Démission du Premier ministre palestinien

Salam Fayyad, le Premier ministre palestinien, photographié ici le 25 mars 2013, est démissionnaire de son poste depuis samedi 13 avril.
Salam Fayyad, le Premier ministre palestinien, photographié ici le 25 mars 2013, est démissionnaire de son poste depuis samedi 13 avril. (ABBAS MOMANI / AFP)

Salam Fayyad a jeté l'éponge samedi, au terme d'un bras de fer politique engagé avec le parti du président Mahmoud Abbas.

Le Premier ministre palestinien Salam Fayyad a présenté sa démission, samedi 13 avril, au terme d'un bras de fer avec le Fatah du président Mahmoud Abbas.

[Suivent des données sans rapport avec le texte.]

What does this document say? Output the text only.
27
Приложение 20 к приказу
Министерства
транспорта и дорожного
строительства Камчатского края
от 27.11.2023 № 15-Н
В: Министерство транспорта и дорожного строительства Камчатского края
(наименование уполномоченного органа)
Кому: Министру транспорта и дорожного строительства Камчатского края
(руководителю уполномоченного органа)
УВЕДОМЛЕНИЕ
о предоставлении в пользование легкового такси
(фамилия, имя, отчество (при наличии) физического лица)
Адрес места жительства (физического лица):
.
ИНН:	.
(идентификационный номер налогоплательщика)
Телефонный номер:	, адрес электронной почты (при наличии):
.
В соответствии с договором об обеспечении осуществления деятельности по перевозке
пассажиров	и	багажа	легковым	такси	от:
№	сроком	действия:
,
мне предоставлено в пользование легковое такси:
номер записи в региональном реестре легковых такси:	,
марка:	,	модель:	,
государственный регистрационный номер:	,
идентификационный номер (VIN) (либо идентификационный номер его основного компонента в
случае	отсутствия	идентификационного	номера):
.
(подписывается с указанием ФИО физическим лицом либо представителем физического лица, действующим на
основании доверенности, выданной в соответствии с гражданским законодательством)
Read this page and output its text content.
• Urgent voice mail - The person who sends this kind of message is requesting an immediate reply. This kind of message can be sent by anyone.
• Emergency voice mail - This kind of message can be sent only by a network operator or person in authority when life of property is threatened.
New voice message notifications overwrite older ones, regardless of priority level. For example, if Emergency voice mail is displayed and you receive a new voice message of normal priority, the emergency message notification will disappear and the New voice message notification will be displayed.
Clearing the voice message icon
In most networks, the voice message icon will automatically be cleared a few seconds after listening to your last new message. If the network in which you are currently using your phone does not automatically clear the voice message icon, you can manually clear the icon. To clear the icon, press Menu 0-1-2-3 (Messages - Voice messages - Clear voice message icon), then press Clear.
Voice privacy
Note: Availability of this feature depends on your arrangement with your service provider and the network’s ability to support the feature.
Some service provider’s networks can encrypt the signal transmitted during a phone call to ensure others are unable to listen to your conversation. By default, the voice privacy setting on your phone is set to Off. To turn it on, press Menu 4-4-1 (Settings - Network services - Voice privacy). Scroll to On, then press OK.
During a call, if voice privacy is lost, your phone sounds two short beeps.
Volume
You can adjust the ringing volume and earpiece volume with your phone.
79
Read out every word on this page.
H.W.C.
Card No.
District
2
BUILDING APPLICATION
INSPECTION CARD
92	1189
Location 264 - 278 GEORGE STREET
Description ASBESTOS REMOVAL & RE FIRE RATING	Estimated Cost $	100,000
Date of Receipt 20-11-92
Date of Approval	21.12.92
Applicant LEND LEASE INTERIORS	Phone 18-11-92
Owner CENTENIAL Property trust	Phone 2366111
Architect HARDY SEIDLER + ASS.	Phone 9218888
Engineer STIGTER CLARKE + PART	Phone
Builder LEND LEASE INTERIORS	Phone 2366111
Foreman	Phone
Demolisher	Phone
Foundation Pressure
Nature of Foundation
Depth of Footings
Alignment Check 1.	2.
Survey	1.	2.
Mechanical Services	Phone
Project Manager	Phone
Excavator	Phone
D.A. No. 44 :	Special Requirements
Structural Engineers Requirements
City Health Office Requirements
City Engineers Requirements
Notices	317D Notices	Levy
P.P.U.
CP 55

La semaine dernière, le Conseil révolutionnaire du mouvement nationaliste avait fustigé "la politique du gouvernement palestinien empreinte d'improvisation et de confusion sur de nombreux sujets financiers et économiques." A l'origine de cette décision, se trouve un vif différend, entre le Premier ministre et le président, sur la démission du ministre des Finances, selon l'agence officielle Wafa. 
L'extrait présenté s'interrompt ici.